AK Parti, Türkiye Cumhuriyeti’nin zor bir döneminde, askerî ve sivil bürokrasinin, büyük sermaye sahiplerinin ve merkez medyanın onayını alarak iktidara geldi. Alternatifi yoktu. Esasında Kasım 2002 seçimleri için kurgulanan senaryo; CHP’nin iktidar olması, AK Parti’nin ise yüksek bir oy oranıyla muhalefette kalmasıydı. Ancak sandıktan çıkan sonuç, bu senaryoyu hayata geçirmeye imkân tanımadı.

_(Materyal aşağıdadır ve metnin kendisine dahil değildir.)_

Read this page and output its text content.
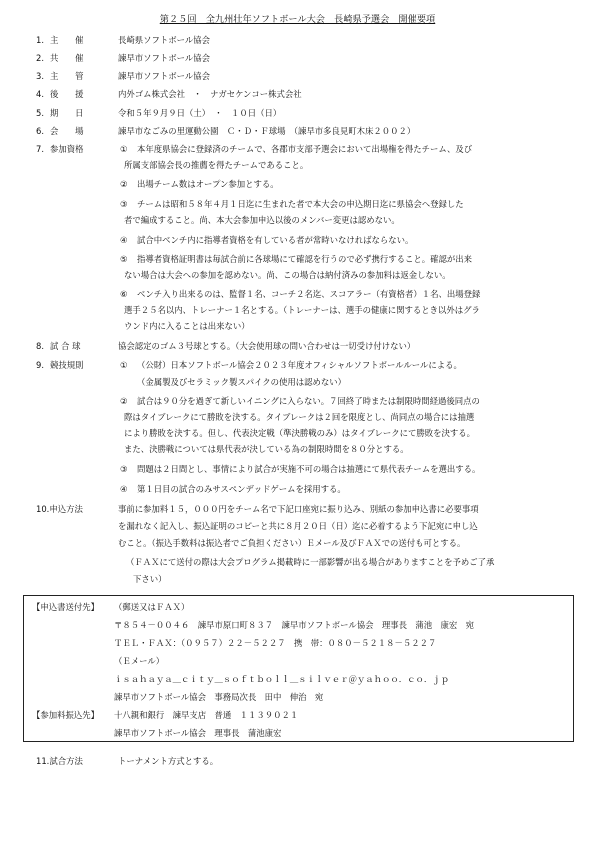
第２５回　全九州壮年ソフトボール大会　長崎県予選会　開催要項
1. 主　　催	長崎県ソフトボール協会
2. 共　　催	諫早市ソフトボール協会
3. 主　　管	諫早市ソフトボール協会
4. 後　　援	内外ゴム株式会社　・　ナガセケンコー株式会社
5. 期　　日	令和５年９月９日（土）　・　１０日（日）
6. 会　　場	諫早市なごみの里運動公園　Ｃ・Ｄ・Ｆ球場　（諫早市多良見町木床２００２）
7. 参加資格	① 本年度県協会に登録済のチームで、各郡市支部予選会において出場権を得たチーム、及び
所属支部協会長の推薦を得たチームであること。
② 出場チーム数はオープン参加とする。
③ チームは昭和５８年４月１日迄に生まれた者で本大会の申込期日迄に県協会へ登録した
者で編成すること。尚、本大会参加申込以後のメンバー変更は認めない。
④ 試合中ベンチ内に指導者資格を有している者が常時いなければならない。
⑤ 指導者資格証明書は毎試合前に各球場にて確認を行うので必ず携行すること。確認が出来
ない場合は大会への参加を認めない。尚、この場合は納付済みの参加料は返金しない。
⑥ ベンチ入り出来るのは、監督１名、コーチ２名迄、スコアラー（有資格者）１名、出場登録
選手２５名以内、トレーナー１名とする。（トレーナーは、選手の健康に関するとき以外はグラ
ウンド内に入ることは出来ない）
8. 試 合 球	協会認定のゴム３号球とする。（大会使用球の問い合わせは一切受け付けない）
9. 競技規則	① （公財）日本ソフトボール協会２０２３年度オフィシャルソフトボールルールによる。
（金属製及びセラミック製スパイクの使用は認めない）
② 試合は９０分を過ぎて新しいイニングに入らない。７回終了時または制限時間経過後同点の
際はタイブレークにて勝敗を決する。タイブレークは２回を限度とし、尚同点の場合には抽選
により勝敗を決する。但し、代表決定戦（準決勝戦のみ）はタイブレークにて勝敗を決する。
また、決勝戦については県代表が決している為の制限時間を８０分とする。
③ 問題は２日間とし、事情により試合が実施不可の場合は抽選にて県代表チームを選出する。
④ 第１日目の試合のみサスペンデッドゲームを採用する。
10.申込方法	事前に参加料１５，０００円をチーム名で下記口座宛に振り込み、別紙の参加申込書に必要事項
を漏れなく記入し、振込証明のコピーと共に８月２０日（日）迄に必着するよう下記宛に申し込
むこと。（振込手数料は振込者でご負担ください）Ｅメール及びＦＡＸでの送付も可とする。
（ＦＡＸにて送付の際は大会プログラム掲載時に一部影響が出る場合がありますことを予めご了承
下さい）
【申込書送付先】 （郵送又はＦＡＸ）
〒８５４－００４６　諫早市原口町８３７　諫早市ソフトボール協会　理事長　蒲池　康宏　宛
ＴＥＬ・ＦＡＸ：（０９５７）２２－５２２７　携　帯：０８０－５２１８－５２２７
（Ｅメール）
ｉｓａｈａｙａ＿ｃｉｔｙ＿ｓｏｆｔｂｏｌｌ＿ｓｉｌｖｅｒ＠ｙａｈｏｏ．ｃｏ．ｊｐ
諫早市ソフトボール協会　事務局次長　田中　伸治　宛
【参加料振込先】 十八親和銀行　諫早支店　普通　１１３９０２１
諫早市ソフトボール協会　理事長　蒲池康宏
11.試合方法	トーナメント方式とする。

Medya, AK Parti’yi hem sermaye sahipleri hem de silahlı kuvvetler adına daha ilk günden itibaren izledi ve sınava tabi tuttu. Sınavın konusu son derece basitti: AK Parti’nin kurmayları laikliği acaba ne denli benimsemişlerdi? Geçmişte dine dayalı siyaset yapan isimlerin öncülük ettiği bu partinin siyaset felsefesi, ‘çağdaş dünyanın değerleri’ ve ‘Türkiye Cumhuriyeti’nin laik devlet yapısı’ ile barışık olmayı becerebilecek miydi? Nihayetinde AK Parti’nin kurucu kadrosu geçmişte ‘dine dayalı siyaset’ yaptıklarını hatta dini, siyasete alet ettiklerini bizzat kendileri dillendirmemişler miydi? O zaman sorulması gereken soru; hangi oranda değiştikleri, bu değişimde ne kadar samimi olduklarıydı. Bir başka deyişle, ‘takiyye’ yapıp yapmadıkları tespit edilmeliydi. Aslında AK Parti’yi kuran siyasî elit, içerisinden çıktığı ve 28 Şubat müdahalesinin esas muhatabı olan Refah Partisi’ne ciddi bir kan kaybettirerek söz konusu sorgulamayı gerçekleştirenlerin gözüne girmeyi daha parti kurulmadan önce başarmıştı. Ne var ki medya başta olmak üzere büyük sermaye sahipleri ve askerî bürokrasi, AK Parti’yi kuran kadronun sabıkalı geçmişini bir kenara not ettiğini, bundan dolayı da yanlış adımlar attıkları takdirde bu geçmişin önlerine geleceğini ihsas ettirmekten hiçbir zaman vazgeçmedi. Ne de olsa dün evden kaçan bu yaramaz çocuklar, eve dönüyorlar; pişman olduklarını söyleyip evin yönetimine talip oluyorlardı.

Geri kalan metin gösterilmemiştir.